Several laboratories have shown a direct relationship in the transfer of the E2F-1 gene into cancer and immortalized cells and the subsequent apoptotic death of those cells. An adenovirus carrying E2F-1 (Ad.E2F-1) has been described by DeGregori et al., who observed a promotion of quiescent transformed immortalized rat fibroblast cell line, REF52, into S-phase and apoptosis (cell death), after E2F-1 gene transfer (DeGregori et al., 1997). Hunt et al., have shown that Ad.E2F-1 can kill in vitro human breast and ovarian carcinoma cell lines (Hunt et al., 1997). The E2F-1 gene, transferred by Ad.E2F-1, induces apoptosis in tumors (gliomas) in vivo, resulting in the regression of tumors, thus showing the potential therapeutic promise of E2F-1 gene transfer in cancer (Fueyo et al., 1998).
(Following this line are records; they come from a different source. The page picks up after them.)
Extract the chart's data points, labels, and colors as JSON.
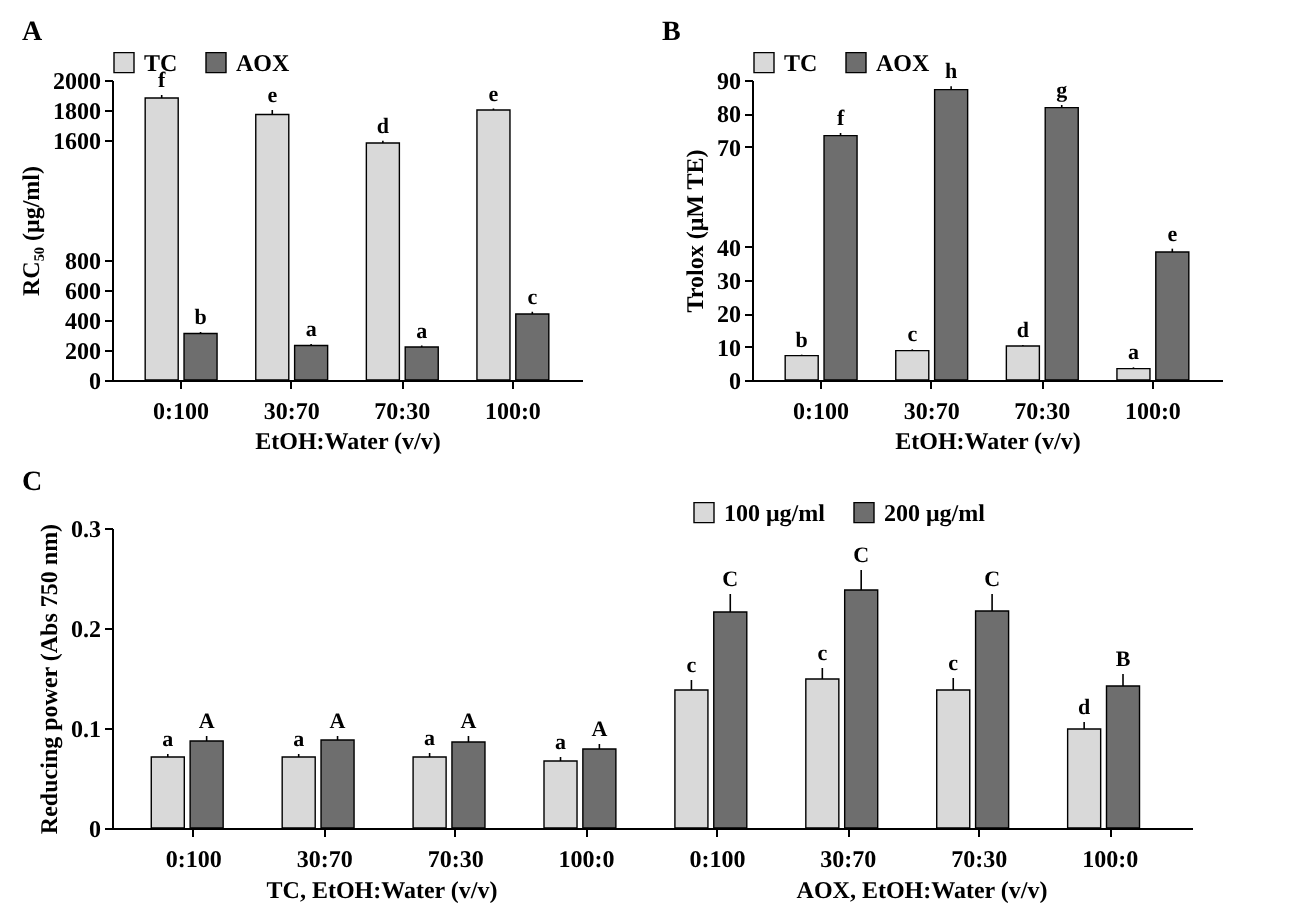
{
  "chart_data": [
    {
      "type": "bar",
      "title": "A",
      "categories": [
        "0:100",
        "30:70",
        "70:30",
        "100:0"
      ],
      "ylim": [
        0,
        2000
      ],
      "yticks": [
        0,
        200,
        400,
        600,
        800,
        1600,
        1800,
        2000
      ],
      "ylabel": "RC₅₀ (μg/ml)",
      "xlabel": "EtOH:Water (v/v)",
      "legend": "top",
      "series": [
        {
          "name": "TC",
          "color": "#d9d9d9",
          "values": [
            1880,
            1770,
            1580,
            1800
          ],
          "errors": [
            20,
            30,
            15,
            10
          ],
          "value_labels": [
            "f",
            "e",
            "d",
            "e"
          ]
        },
        {
          "name": "AOX",
          "color": "#6e6e6e",
          "values": [
            310,
            230,
            220,
            440
          ],
          "errors": [
            10,
            10,
            10,
            15
          ],
          "value_labels": [
            "b",
            "a",
            "a",
            "c"
          ]
        }
      ]
    },
    {
      "type": "bar",
      "title": "B",
      "categories": [
        "0:100",
        "30:70",
        "70:30",
        "100:0"
      ],
      "ylim": [
        0,
        90
      ],
      "yticks": [
        0,
        10,
        20,
        30,
        40,
        70,
        80,
        90
      ],
      "ylabel": "Trolox (μM TE)",
      "xlabel": "EtOH:Water (v/v)",
      "legend": "top",
      "series": [
        {
          "name": "TC",
          "color": "#d9d9d9",
          "values": [
            7.3,
            8.8,
            10.2,
            3.4
          ],
          "errors": [
            0.3,
            0.4,
            0.3,
            0.4
          ],
          "value_labels": [
            "b",
            "c",
            "d",
            "a"
          ]
        },
        {
          "name": "AOX",
          "color": "#6e6e6e",
          "values": [
            73.3,
            87.1,
            81.7,
            38.4
          ],
          "errors": [
            0.8,
            1,
            0.8,
            1
          ],
          "value_labels": [
            "f",
            "h",
            "g",
            "e"
          ]
        }
      ]
    },
    {
      "type": "bar",
      "title": "C",
      "categories": [
        "0:100",
        "30:70",
        "70:30",
        "100:0",
        "0:100",
        "30:70",
        "70:30",
        "100:0"
      ],
      "ylim": [
        0,
        0.3
      ],
      "yticks": [
        0,
        0.1,
        0.2,
        0.3
      ],
      "ylabel": "Reducing power (Abs 750 nm)",
      "legend": "top right",
      "annotations": [
        "TC, EtOH:Water (v/v)",
        "AOX, EtOH:Water (v/v)"
      ],
      "series": [
        {
          "name": "100 μg/ml",
          "color": "#d9d9d9",
          "values": [
            0.071,
            0.071,
            0.071,
            0.067,
            0.138,
            0.149,
            0.138,
            0.099
          ],
          "errors": [
            0.003,
            0.003,
            0.004,
            0.004,
            0.01,
            0.011,
            0.012,
            0.007
          ],
          "value_labels": [
            "a",
            "a",
            "a",
            "a",
            "c",
            "c",
            "c",
            "d"
          ]
        },
        {
          "name": "200 μg/ml",
          "color": "#6e6e6e",
          "values": [
            0.087,
            0.088,
            0.086,
            0.079,
            0.216,
            0.238,
            0.217,
            0.142
          ],
          "errors": [
            0.005,
            0.004,
            0.006,
            0.005,
            0.018,
            0.02,
            0.017,
            0.012
          ],
          "value_labels": [
            "A",
            "A",
            "A",
            "A",
            "C",
            "C",
            "C",
            "B"
          ]
        }
      ]
    }
  ]
}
Agah and associates transferred the E2F-1 gene into adult rat ventricular myocytes both in vivo and in vitro in an effort to induce myocyte proliferation after infarction (Agah et al., 1997). Instead they found that E2F-1 gene transfer led to apoptosis of the myocytes independent of the tumor suppressor protein p53.
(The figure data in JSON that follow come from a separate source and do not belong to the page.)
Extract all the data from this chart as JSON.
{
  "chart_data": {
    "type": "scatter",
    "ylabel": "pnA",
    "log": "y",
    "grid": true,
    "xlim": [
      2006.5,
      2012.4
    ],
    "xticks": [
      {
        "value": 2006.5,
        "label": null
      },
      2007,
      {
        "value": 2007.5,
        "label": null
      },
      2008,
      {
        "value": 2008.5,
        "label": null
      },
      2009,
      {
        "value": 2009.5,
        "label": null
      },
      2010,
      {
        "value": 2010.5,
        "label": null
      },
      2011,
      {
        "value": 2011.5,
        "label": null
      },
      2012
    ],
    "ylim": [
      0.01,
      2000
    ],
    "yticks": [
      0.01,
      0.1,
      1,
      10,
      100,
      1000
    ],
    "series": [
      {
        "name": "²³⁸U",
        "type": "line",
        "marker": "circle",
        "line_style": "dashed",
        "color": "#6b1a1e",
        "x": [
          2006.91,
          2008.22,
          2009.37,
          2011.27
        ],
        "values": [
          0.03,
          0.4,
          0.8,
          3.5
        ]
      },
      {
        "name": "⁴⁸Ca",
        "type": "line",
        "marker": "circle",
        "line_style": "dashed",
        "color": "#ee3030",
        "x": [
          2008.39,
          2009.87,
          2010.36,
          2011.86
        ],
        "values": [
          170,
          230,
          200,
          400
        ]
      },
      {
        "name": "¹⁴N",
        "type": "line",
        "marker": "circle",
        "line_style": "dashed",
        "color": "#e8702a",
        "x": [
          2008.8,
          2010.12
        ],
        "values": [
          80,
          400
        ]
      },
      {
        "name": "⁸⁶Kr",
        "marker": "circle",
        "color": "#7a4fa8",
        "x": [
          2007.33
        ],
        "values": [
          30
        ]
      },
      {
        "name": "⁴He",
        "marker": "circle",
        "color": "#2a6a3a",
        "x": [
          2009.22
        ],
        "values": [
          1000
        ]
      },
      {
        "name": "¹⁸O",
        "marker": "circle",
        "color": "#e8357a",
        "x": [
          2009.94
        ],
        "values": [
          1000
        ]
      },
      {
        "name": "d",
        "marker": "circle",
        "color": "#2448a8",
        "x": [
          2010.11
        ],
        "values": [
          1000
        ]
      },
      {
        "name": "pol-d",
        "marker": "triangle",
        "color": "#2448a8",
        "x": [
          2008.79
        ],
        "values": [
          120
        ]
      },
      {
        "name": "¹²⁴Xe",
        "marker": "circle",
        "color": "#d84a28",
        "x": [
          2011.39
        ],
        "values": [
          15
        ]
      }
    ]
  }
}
Other reports suggested that overexpression of E2F-1 was associated with accelerated proliferation of cultured fibroblasts (Johnson et al., 1994). E2F-1 appears to have divergent growth regulatory functions, dependent on tissue type, developmental stage, and the coexistence of other genes. Prior to the present invention, no previous investigation of E2F-1 gene transfer to non-tumoral or non-immortal cell lines or tissue had been performed.
Prior to the invention herein, it was not known whether the migration and proliferation of normal vascular smooth muscle cells could be effectively reduced at the site of vascular injury by the local in vivo transformation of VSMC following injury. Moreover, it was not known whether gene therapy of VSMC could reduce atheroma formation in atherosclerotic disease states.